The Art of Cameo Glass – from Ancient Rome to Emile Galle
Our Speaker in September was Mr Scott Anderson, recently retired lecturer at Southampton Solent University. His talk took us on an interesting trail through the history of cameo glass, and in particular the Portland Vase, originally known as the Barberini Vase.
Found in 1582 in a sarcophagus of one of the Caesars in Rome, where it must have been placed over 2000 years ago, has proved to be the most important example of cameo glass in the world. It stands 9.8ins high, of dark blue glass with a finely carved layer of white glass on top depicting mythological scenes and figures.

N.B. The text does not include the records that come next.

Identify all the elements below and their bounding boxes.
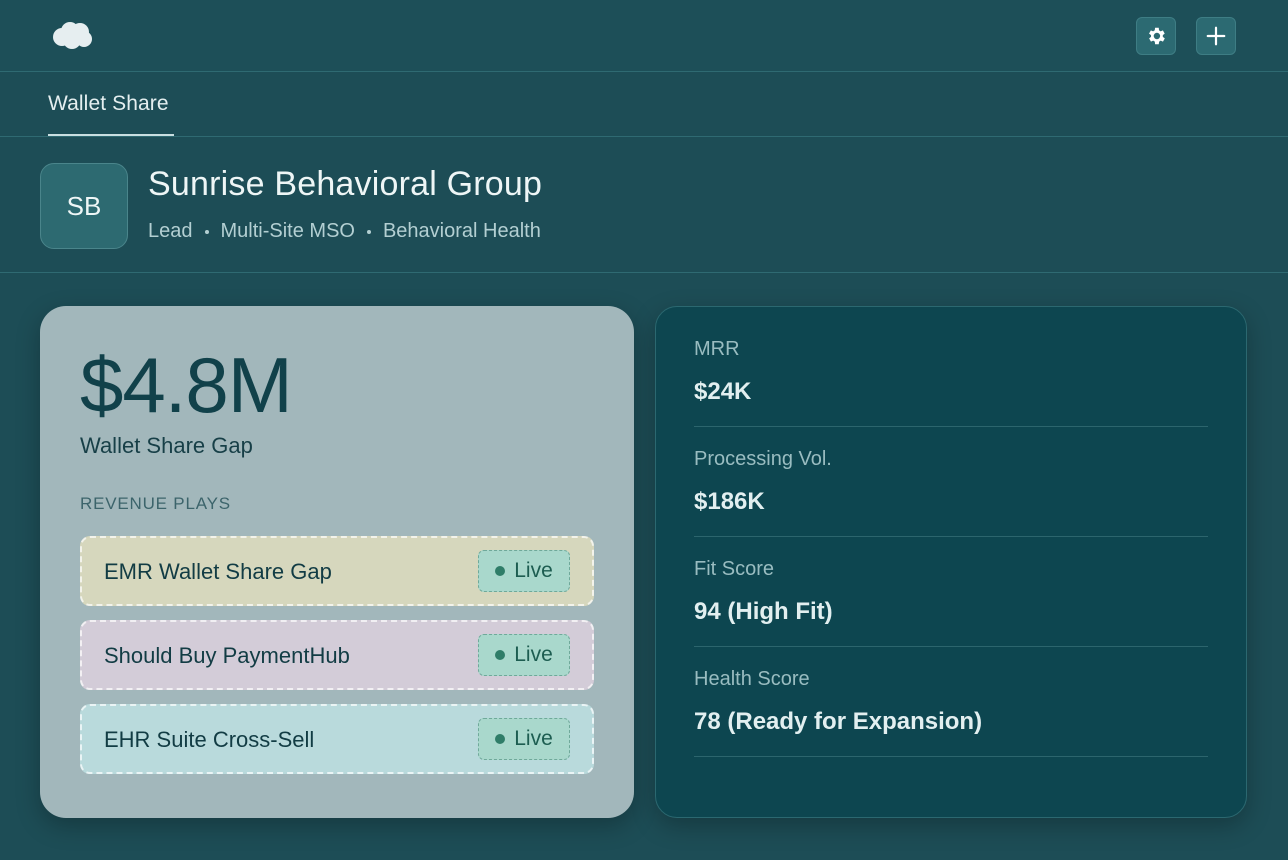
metric-value: 78 (Ready for Expansion)	[694, 708, 983, 735]
revenue-play-title: Should Buy PaymentHub	[104, 643, 350, 668]
wallet-share-gap-label: Wallet Share Gap	[80, 433, 253, 458]
status-label: Live	[514, 643, 553, 666]
status-dot-icon	[495, 566, 506, 576]
status-dot-icon	[495, 650, 506, 660]
account-stage: Lead	[148, 220, 193, 242]
metric-label: Fit Score	[694, 558, 775, 580]
account-avatar: SB	[40, 163, 128, 249]
account-meta: Lead Multi-Site MSO Behavioral Health	[148, 220, 541, 243]
metric-mrr: MRR $24K	[694, 317, 1208, 427]
revenue-play-title: EMR Wallet Share Gap	[104, 559, 332, 584]
account-header: SB Sunrise Behavioral Group Lead Multi-S…	[0, 137, 1288, 273]
status-badge: Live	[478, 718, 570, 760]
wallet-share-card: $4.8M Wallet Share Gap REVENUE PLAYS EMR…	[40, 306, 634, 818]
wallet-share-gap-value: $4.8M	[80, 341, 293, 429]
metric-fit-score: Fit Score 94 (High Fit)	[694, 537, 1208, 647]
status-badge: Live	[478, 634, 570, 676]
metric-value: $24K	[694, 378, 752, 405]
cloud-logo-icon[interactable]	[50, 20, 94, 50]
account-segment: Multi-Site MSO	[220, 220, 355, 242]
status-label: Live	[514, 559, 553, 582]
metric-processing-volume: Processing Vol. $186K	[694, 427, 1208, 537]
status-badge: Live	[478, 550, 570, 592]
metric-label: MRR	[694, 338, 740, 360]
gear-icon	[1149, 27, 1165, 45]
metric-label: Health Score	[694, 668, 810, 690]
separator-dot	[204, 229, 209, 234]
top-bar	[0, 0, 1288, 72]
metric-value: $186K	[694, 488, 765, 515]
revenue-play-title: EHR Suite Cross-Sell	[104, 727, 315, 752]
account-name: Sunrise Behavioral Group	[148, 165, 543, 203]
add-button[interactable]	[1196, 17, 1236, 55]
revenue-play-item[interactable]: EHR Suite Cross-Sell Live	[80, 704, 594, 774]
separator-dot	[366, 229, 371, 234]
status-label: Live	[514, 727, 553, 750]
revenue-plays-heading: REVENUE PLAYS	[80, 494, 231, 513]
metric-label: Processing Vol.	[694, 448, 832, 470]
metric-value: 94 (High Fit)	[694, 598, 833, 625]
settings-button[interactable]	[1136, 17, 1176, 55]
tab-wallet-share[interactable]: Wallet Share	[48, 92, 169, 137]
account-industry: Behavioral Health	[382, 220, 541, 242]
tab-bar: Wallet Share	[0, 72, 1288, 137]
status-dot-icon	[495, 734, 506, 744]
plus-icon	[1206, 26, 1226, 46]
metric-health-score: Health Score 78 (Ready for Expansion)	[694, 647, 1208, 757]
active-tab-indicator	[48, 134, 174, 136]
metrics-card: MRR $24K Processing Vol. $186K Fit Score…	[655, 306, 1247, 818]
revenue-play-item[interactable]: EMR Wallet Share Gap Live	[80, 536, 594, 606]
revenue-play-item[interactable]: Should Buy PaymentHub Live	[80, 620, 594, 690]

For the next 150 years the vase remained in the Barberini family until 1782 when it was purchased by the Duke of Portland and placed for safe keeping in the British Museum, who eventually purchased it for the nation. A few years later Josiah Wedgwood was able to produce his first copy of the vase in black and white Jasperware which was an overnight sensation when it went on sale in 1790.
The Portland Vase has been the inspiration of many glassmakers, for example John Northwood, who after studying the Elgin Marbles, sparked a resurgence of interest in Greek and Roman glass making, especially cameo glass, when he produced by hand the first glass replica of the Vase in 1876.
Influenced by the Portland Vase after a visit to the British Museum, Emile Galle can take credit for a revival in cameo glass at a time when the classical designs of Rome/Greece were out of fashion. From 1889 in his workshops in Nancy he created new vibrant designs and we were shown some beautiful examples of these. Galle is considered by many to be the most important glassmaker of The Art Nouveau Movement in the 19th and early 20th century. On his death in 1904 the Daum Brothers, became the masters of the day and their work continued through the Art Deco era.
It was a very interesting presentation with plenty of visual examples of cameo art inspired by a very special 9.8in Roman artefact.